I was the total support for my daughter and me. I received no child support for her. I don’t know how I did. It seems impossible, but somehow you do the impossible. And we had a lot of fun doing it.
Once I remember there was a flea circus in Times Square. You looked at it through a magnifying glass of these little fleas were running races. The little girl fleas had on little skirts. My daughter remembers this. I’ve told people this, they don’t believe it but it’s true!
We had ways of living so we didn’t spend much money. For instance, at a yard sale in Provincetown, I bought her a bicycle for 50 cents and then taught her to ride a bike.
In New York, you worked for Robert Rauschenberg, right?
I knew Bob at Black Mountain College. We were students together. When we were in New York, I worked for him. I don’t know what I did! I never worked on the artwork. I never wanted to do that.
Knowing and being close to Rauschenberg and Cy Twombly at such a young age at Black Mountain College… those are memories I treasure.
Was there anyone else you felt made a real impact on you in those years?
Oh, certainly Bob Ryman and Lucy Lippard. Lucy’s not in New York anymore, so I never see her. But Lucy was just a treasure. That was a time when women were not evolved. They didn’t talk up. They didn’t make their presence known, and Lucy did. So that was interesting to me. And I did, too, of course
What was Robert Ryman like?
He was always the same. He never talked. He was very, very smart. He dealt a lot in his work with nuance. How could nuance have its own voice, you know?
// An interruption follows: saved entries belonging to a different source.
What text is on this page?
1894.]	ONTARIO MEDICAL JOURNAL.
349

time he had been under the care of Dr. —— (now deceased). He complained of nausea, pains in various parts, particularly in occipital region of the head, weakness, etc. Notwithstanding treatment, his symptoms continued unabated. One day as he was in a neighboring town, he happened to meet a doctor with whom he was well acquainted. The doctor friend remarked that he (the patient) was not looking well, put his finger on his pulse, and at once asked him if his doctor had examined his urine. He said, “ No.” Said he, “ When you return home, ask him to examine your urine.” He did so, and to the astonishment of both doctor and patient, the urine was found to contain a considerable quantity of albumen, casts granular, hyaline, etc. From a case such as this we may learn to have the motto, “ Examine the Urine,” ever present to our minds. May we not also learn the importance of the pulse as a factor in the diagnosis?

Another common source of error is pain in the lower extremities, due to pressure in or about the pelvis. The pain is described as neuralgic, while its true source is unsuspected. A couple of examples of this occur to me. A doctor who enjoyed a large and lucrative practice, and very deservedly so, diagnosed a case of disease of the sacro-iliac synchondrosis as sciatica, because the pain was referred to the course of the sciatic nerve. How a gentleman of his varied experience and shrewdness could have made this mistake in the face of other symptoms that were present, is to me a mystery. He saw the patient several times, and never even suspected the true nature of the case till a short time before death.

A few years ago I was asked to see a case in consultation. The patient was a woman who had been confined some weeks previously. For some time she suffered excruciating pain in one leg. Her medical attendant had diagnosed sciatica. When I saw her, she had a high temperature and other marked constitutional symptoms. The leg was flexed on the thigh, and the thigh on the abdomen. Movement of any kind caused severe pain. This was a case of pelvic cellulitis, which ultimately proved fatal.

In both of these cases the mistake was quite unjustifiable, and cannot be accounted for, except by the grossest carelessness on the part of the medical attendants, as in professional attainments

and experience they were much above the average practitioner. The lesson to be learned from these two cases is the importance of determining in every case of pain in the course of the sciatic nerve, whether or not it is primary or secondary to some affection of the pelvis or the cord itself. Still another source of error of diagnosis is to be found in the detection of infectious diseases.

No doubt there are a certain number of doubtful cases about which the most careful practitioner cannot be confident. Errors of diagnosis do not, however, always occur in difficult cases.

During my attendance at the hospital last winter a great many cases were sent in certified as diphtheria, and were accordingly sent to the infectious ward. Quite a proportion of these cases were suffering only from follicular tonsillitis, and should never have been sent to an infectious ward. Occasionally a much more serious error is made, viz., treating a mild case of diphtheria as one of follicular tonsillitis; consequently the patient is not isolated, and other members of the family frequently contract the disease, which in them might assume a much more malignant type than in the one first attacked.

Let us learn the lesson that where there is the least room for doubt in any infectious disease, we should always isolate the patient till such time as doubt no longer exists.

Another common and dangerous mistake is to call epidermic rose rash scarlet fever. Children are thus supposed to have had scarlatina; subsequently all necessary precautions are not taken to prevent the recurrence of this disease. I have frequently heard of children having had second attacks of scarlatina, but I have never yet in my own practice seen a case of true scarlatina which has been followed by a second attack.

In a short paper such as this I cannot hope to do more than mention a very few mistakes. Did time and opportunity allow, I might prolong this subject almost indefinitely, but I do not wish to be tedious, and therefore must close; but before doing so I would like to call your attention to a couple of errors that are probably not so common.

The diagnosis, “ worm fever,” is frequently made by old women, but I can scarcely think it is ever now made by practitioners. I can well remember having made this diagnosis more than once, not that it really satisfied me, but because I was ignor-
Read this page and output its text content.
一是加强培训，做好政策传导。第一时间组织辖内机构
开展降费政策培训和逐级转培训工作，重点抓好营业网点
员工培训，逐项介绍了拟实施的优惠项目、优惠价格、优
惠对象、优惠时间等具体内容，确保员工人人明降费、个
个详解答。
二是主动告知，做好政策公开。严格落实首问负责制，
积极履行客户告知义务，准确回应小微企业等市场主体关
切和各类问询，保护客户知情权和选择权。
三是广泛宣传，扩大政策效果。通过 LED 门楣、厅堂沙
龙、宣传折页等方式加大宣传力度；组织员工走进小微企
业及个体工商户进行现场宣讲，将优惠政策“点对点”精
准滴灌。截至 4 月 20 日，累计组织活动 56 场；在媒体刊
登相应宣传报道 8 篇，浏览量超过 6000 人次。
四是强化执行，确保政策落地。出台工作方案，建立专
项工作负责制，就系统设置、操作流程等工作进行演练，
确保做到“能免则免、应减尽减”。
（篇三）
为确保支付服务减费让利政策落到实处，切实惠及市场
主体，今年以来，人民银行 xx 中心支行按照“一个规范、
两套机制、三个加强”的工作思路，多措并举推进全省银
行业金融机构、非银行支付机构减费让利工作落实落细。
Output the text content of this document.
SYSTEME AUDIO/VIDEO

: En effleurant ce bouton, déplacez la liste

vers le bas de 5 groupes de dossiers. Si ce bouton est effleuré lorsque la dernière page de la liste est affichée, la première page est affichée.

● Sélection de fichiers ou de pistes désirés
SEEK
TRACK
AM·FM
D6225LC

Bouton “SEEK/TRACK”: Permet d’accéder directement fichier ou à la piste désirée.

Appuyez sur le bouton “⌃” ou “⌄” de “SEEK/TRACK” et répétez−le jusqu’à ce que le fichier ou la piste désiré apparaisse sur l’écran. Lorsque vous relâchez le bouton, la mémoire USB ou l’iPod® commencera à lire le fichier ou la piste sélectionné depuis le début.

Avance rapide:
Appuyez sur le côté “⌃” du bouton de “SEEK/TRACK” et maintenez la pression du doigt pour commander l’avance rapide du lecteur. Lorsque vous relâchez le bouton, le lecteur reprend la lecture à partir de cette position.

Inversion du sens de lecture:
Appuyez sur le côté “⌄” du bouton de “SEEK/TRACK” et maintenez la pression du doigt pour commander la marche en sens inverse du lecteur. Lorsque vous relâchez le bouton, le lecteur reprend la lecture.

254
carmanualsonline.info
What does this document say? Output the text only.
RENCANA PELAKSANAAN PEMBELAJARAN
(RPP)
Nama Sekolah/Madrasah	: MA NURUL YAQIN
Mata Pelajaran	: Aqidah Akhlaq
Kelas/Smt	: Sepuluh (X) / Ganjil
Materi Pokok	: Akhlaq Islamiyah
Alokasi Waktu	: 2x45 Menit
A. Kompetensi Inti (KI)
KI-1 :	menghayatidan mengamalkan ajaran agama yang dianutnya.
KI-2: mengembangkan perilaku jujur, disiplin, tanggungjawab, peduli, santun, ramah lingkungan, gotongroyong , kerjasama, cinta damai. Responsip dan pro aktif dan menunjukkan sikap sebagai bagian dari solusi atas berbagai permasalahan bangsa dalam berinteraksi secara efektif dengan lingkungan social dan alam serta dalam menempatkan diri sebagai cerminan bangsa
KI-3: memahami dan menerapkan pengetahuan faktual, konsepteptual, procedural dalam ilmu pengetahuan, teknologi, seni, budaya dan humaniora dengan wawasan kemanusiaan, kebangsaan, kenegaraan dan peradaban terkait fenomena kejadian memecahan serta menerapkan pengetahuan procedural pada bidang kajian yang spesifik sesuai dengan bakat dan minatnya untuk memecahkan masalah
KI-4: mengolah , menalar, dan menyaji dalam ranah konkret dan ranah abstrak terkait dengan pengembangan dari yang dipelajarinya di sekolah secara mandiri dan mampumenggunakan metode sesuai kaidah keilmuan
Your assistant, Will, is here today. He’s part of your apprenticeship which you’ve done for many years, where a young artist stays with you for two years. What inspired you to start these apprenticeships?
I’m classical in my approach to art. That’s the classical approach: you teach younger people and hopefully they’ll teach younger people. One of the people I taught for instance was Mel Kendrick. Mel is doing that still with people who are in his studio.
You’re still in the studio making work at 95. What has given you the stamina? How did you manage to sustain your career over the decades?
There never seemed to be a choice. I think art, eat art, live art. That’s why I’m in New York. I want the museums. I want to know what other people are thinking and how they are transitioning from the original art object to what their art object is.
Is there any advice that was especially helpful to you in your career?
Bryce Marden’s dealer was Klaus Kertess, who was a very important dealer. And he used to call Bob Rauschenberg’s studio to talk to Bryce sometimes and I would talk to him as a transition. I got to know Klaus very well. Klaus was a very intelligent, very deep human being and very emotionally complex. Everybody in New York wanted Klaus Kertess to see their work.
We were always fooling on the phone and talking and so on and finally, he said, “What do you do?” I said, “Well, I’m making some drawings. He said he like to come and see them sometime and I said no. But eventually, I said yes. I lived at Chambers Street then and he came and looked at the drawings and he said something very important. He looked for like an hour before he said anything and he said “You need to take the core of what you’re doing and concentrate it into fewer works.” And so I did that.
What do you want the exhibition at Bernheim Gallery to say or express?
I want to present a very strong statement in materials, simple materials that give both mathematical and emotional information. I want to knock ’em dead.